Washington (CNN) -- The Supreme Court has tossed out an Arizona law that provides extra taxpayer-funded support for office seekers who have been outspent by privately funded opponents or by independent political groups.
A conservative 5-4 majority of justices on Monday said the law violated free speech, concluding the state was impermissibly trying to "level the playing field" through a public finance system.
Arizona lawmakers had argued there was a compelling state interest in equalizing resources among competing candidates and interest groups.
"True when we said it and true today," said Chief Justice John Roberts in upholding recent precedent on the issue. "Laws like Arizona's matching funds provision that inhibit robust and wide-open political debate with sufficient justification cannot stand." He was supported by colleagues Justices Antonin Scalia, Anthony Kennedy, Clarence Thomas, and Samuel Alito.
In dissent, Justice Elena Kagan defended the law. "Arizonans deserve a government that represent and serves them all.

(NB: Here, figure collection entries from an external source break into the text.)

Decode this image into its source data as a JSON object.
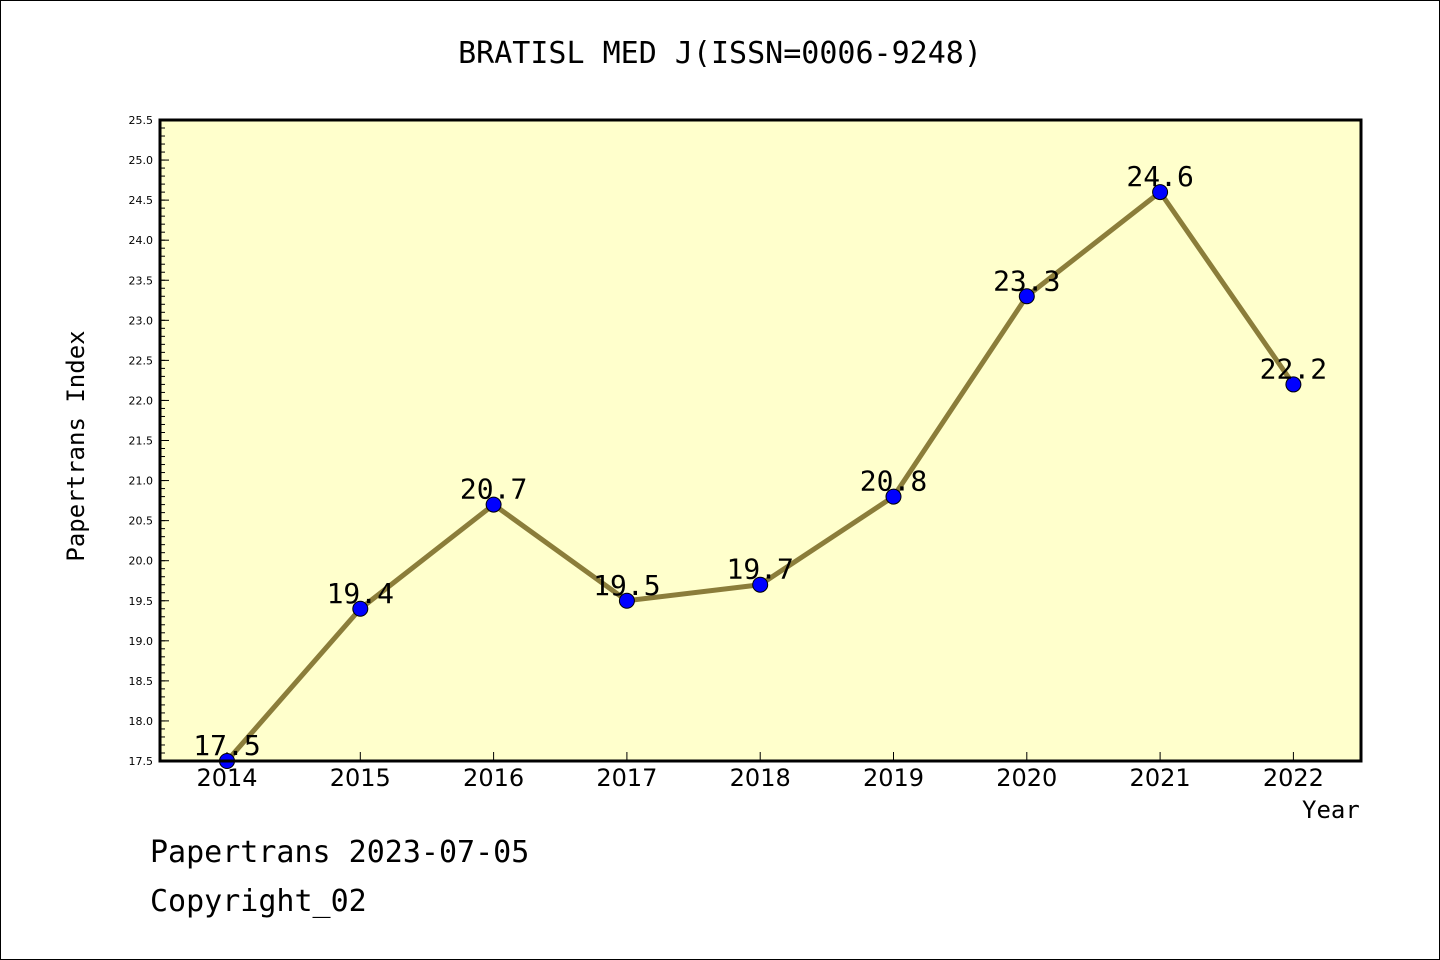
{
  "chart_data": {
    "type": "line",
    "title": "BRATISL MED J(ISSN=0006-9248)",
    "xlabel": "Year",
    "ylabel": "Papertrans Index",
    "categories": [
      "2014",
      "2015",
      "2016",
      "2017",
      "2018",
      "2019",
      "2020",
      "2021",
      "2022"
    ],
    "series": [
      {
        "values": [
          17.5,
          19.4,
          20.7,
          19.5,
          19.7,
          20.8,
          23.3,
          24.6,
          22.2
        ],
        "labels": [
          "17.5",
          "19.4",
          "20.7",
          "19.5",
          "19.7",
          "20.8",
          "23.3",
          "24.6",
          "22.2"
        ],
        "line_color": "#8b7d3a",
        "marker_color": "#0000ff"
      }
    ],
    "ylim": [
      17.5,
      25.5
    ],
    "yticks": [
      "17.5",
      "18.0",
      "18.5",
      "19.0",
      "19.5",
      "20.0",
      "20.5",
      "21.0",
      "21.5",
      "22.0",
      "22.5",
      "23.0",
      "23.5",
      "24.0",
      "24.5",
      "25.0",
      "25.5"
    ],
    "grid": false,
    "plot_background": "#ffffcc"
  },
  "footer": {
    "line1": "Papertrans 2023-07-05",
    "line2": "Copyright_02"
  }
}
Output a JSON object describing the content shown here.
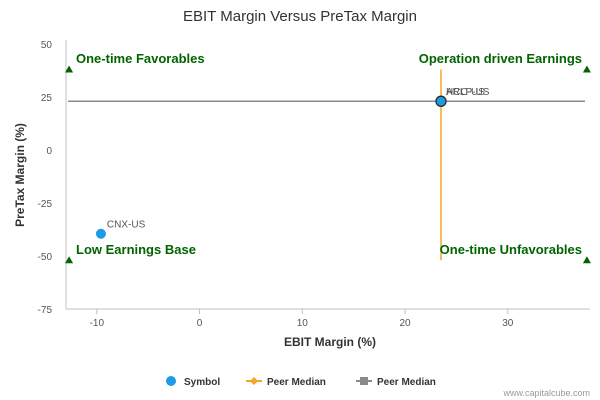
{
  "chart_data": {
    "type": "scatter",
    "title": "EBIT Margin Versus PreTax Margin",
    "xlabel": "EBIT Margin (%)",
    "ylabel": "PreTax Margin (%)",
    "xlim": [
      -13,
      38
    ],
    "ylim": [
      -75,
      50
    ],
    "x_ticks": [
      -10,
      0,
      10,
      20,
      30
    ],
    "y_ticks": [
      50,
      25,
      0,
      -25,
      -50,
      -75
    ],
    "points": [
      {
        "label": "CNX-US",
        "x": -9.6,
        "y": -39.5
      },
      {
        "label": "ARLP-US",
        "x": 23.5,
        "y": 23.0
      },
      {
        "label": "HCC-US",
        "x": 23.5,
        "y": 23.0
      }
    ],
    "peer_median_x": 23.5,
    "peer_median_y": 23.0,
    "peer_median_x_range": [
      -52,
      38
    ],
    "point_color": "#1f9be6",
    "median_x_color": "#f5a623",
    "median_y_color": "#8a8a8a",
    "quadrant_color": "#006400",
    "quadrants": {
      "top_left": "One-time Favorables",
      "top_right": "Operation driven Earnings",
      "bottom_left": "Low Earnings Base",
      "bottom_right": "One-time Unfavorables"
    },
    "legend": [
      {
        "label": "Symbol",
        "marker": "circle"
      },
      {
        "label": "Peer Median",
        "marker": "diamond-line"
      },
      {
        "label": "Peer Median",
        "marker": "square-line"
      }
    ],
    "legend_position": "bottom-center",
    "grid": false
  },
  "credit": "www.capitalcube.com"
}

Arizonans deserve the chance to reform their electoral system so as to attain that most American of goals," she said. "Truly, democracy is not a game." Justices Ruth Bader Ginsburg, Stephen Breyer and Sonia Sotomayor supported her.
The ruling was the last expected to be issued by the high court this term. The justices are now on a three-month recess.

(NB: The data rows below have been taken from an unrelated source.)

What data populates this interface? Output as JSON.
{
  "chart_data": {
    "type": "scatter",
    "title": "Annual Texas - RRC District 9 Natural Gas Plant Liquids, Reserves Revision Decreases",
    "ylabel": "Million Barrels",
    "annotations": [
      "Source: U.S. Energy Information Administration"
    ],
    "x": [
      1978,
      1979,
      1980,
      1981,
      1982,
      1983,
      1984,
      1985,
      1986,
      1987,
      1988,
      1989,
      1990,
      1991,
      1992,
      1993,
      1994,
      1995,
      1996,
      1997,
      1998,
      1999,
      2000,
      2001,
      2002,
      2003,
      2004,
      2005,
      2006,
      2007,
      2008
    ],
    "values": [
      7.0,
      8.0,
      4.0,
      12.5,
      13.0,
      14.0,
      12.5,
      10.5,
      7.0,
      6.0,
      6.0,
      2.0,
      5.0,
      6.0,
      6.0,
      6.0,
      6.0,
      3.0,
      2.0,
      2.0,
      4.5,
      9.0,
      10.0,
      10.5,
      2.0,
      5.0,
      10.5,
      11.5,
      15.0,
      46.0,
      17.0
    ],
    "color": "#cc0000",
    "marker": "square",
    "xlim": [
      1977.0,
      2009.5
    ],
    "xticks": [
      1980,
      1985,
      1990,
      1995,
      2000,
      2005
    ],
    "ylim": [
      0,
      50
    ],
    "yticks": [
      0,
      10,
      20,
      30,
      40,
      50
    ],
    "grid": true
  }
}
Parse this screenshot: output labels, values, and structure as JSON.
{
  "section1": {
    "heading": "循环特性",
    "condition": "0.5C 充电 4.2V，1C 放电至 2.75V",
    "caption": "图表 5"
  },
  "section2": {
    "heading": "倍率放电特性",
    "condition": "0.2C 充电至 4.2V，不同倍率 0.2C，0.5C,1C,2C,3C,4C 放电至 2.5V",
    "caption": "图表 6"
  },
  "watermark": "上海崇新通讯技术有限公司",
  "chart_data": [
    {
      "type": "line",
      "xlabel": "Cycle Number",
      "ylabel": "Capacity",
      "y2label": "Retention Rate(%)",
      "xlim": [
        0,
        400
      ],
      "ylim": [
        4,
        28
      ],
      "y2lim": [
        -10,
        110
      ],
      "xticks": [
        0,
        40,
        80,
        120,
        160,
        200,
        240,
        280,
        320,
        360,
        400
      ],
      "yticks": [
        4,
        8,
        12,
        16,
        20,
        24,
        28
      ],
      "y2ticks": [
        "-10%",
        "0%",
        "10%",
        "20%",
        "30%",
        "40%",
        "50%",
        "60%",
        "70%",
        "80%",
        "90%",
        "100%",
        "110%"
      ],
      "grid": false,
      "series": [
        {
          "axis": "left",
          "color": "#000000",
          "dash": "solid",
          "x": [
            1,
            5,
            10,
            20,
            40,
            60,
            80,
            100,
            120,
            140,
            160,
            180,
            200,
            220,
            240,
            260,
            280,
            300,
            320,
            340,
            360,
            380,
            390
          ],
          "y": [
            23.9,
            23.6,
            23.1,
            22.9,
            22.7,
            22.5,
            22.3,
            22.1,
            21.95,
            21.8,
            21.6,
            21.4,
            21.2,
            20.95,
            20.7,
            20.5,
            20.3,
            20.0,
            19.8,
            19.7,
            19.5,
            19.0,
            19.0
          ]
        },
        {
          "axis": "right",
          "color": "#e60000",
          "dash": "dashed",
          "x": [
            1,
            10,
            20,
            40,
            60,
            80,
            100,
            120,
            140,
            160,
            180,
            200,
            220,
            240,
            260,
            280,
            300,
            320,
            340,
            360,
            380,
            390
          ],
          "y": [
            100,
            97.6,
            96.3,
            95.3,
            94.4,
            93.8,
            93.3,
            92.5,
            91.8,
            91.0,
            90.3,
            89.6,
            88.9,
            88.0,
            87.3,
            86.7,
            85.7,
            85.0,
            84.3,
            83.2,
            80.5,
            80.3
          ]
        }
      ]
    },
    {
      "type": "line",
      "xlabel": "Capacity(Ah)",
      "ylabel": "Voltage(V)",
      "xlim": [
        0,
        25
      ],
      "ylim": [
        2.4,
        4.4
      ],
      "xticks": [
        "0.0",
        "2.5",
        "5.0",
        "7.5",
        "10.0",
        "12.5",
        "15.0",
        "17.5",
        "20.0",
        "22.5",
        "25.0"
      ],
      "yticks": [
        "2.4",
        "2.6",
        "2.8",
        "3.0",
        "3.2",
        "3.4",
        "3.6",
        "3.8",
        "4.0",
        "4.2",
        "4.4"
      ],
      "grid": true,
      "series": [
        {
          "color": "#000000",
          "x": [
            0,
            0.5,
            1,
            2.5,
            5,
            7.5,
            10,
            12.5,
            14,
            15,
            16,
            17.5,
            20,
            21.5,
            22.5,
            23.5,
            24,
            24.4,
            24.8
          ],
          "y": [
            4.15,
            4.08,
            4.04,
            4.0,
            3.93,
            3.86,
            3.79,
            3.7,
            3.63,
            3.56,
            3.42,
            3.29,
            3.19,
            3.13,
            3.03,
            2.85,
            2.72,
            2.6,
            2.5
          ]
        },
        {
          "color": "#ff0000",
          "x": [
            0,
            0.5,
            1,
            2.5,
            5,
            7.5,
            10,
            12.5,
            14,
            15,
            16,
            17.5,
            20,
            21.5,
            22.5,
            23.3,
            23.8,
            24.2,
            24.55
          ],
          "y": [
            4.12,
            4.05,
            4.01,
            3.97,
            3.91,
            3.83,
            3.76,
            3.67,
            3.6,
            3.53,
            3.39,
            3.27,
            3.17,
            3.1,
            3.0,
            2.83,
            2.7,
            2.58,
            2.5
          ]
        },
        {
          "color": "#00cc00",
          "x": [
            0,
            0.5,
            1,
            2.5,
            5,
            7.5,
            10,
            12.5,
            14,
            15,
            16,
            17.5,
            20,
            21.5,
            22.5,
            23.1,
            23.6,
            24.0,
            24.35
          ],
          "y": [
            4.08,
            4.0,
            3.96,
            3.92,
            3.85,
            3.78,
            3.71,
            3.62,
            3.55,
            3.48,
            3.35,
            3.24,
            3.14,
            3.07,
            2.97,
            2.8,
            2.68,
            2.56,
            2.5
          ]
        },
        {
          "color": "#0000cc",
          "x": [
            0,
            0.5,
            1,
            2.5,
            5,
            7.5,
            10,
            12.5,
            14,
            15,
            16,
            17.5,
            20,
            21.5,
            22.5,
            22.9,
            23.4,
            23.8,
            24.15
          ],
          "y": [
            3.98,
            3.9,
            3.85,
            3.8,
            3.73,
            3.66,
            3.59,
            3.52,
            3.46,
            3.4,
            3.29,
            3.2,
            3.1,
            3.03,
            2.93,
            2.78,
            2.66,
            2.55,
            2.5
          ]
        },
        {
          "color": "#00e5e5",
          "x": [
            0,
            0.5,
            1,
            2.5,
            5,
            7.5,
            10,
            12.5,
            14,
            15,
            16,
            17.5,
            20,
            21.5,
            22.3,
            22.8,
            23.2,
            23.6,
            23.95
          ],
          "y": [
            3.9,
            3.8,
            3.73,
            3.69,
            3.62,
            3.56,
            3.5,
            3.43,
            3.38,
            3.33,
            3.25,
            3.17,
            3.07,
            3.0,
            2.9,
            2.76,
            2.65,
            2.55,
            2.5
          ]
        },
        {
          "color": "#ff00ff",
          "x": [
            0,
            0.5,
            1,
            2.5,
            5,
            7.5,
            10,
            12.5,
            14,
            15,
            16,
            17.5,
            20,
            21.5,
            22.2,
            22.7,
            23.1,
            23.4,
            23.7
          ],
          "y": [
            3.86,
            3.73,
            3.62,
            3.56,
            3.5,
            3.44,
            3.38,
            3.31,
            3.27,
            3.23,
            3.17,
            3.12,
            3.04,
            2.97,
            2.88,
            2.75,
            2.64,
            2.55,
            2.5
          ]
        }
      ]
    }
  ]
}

The high court last June temporarily blocked enforcement of the "clean elections" law during the 2010 elections, ordering state officials not to distribute money under the measure.
A federal appeals court had earlier approved parts of the sweeping campaign reform law. Several mostly conservative groups -- including current and former Republican state legislators -- subsequently filed an appeal with the high court, claiming their free speech rights were being hurt by the law.
Among other things, they contended private fundraising efforts would be hampered because of public election financing.
Arizona lawmakers have argued there is a compelling state interest in equalizing resources among competing candidates and interest groups. They contend the plan to provide matching funds advances that state interest in the least restrictive manner.
William Maurer, the attorney opposing the law, had told the court it interferes with the "voters' decision as to whom to elect to office, and the purpose of doing that ... (is) to raise the voices of those the government thinks (are) speaking too little and muffle the voices of those the government thinks (are) speaking too much."
The Obama administration backed the Arizona law. Bradley Phillips, attorney for the state, had said the proposed system would mean "more speech and more electoral competition."
The high court last year issued a landmark ruling on campaign finance reform, striking down a sweeping federal law and giving big business, unions and non-profits more power to spend freely in federal elections.
The so-called "Citizens United" decision has the potential of undoing a century of government efforts to regulate the power of corporations to bankroll American politics, by easing long-standing restrictions on "independent spending" by a range of independent groups seeking a voice in the crowded political debate.
Both that and the Arizona law were struck down on a similar conservative-liberal split by the high court.
The justices three years ago also struck down the so-called "Millionaire's Amendment" in the McCain-Feingold reform legislation. That provision had eased campaign spending limits for opponents of well-heeled congressional candidates who pour $350,000 or more of their money in an election cycle. The court majority said that any effort to level the playing field violates the First Amendment.
The Arizona law was approved by voters in 1998, when big money donations to state lawmakers was perceived by many reform advocates as creating a culture of corruption. It was passed in the wake of a statewide corruption scandal.
Opponents of the law said the matching funds scheme promoted by Arizona actually forced some candidates to reduce their own spending for fear of triggering increased money for their opponents. That, they argued, reduced the political speech of self-funded candidates.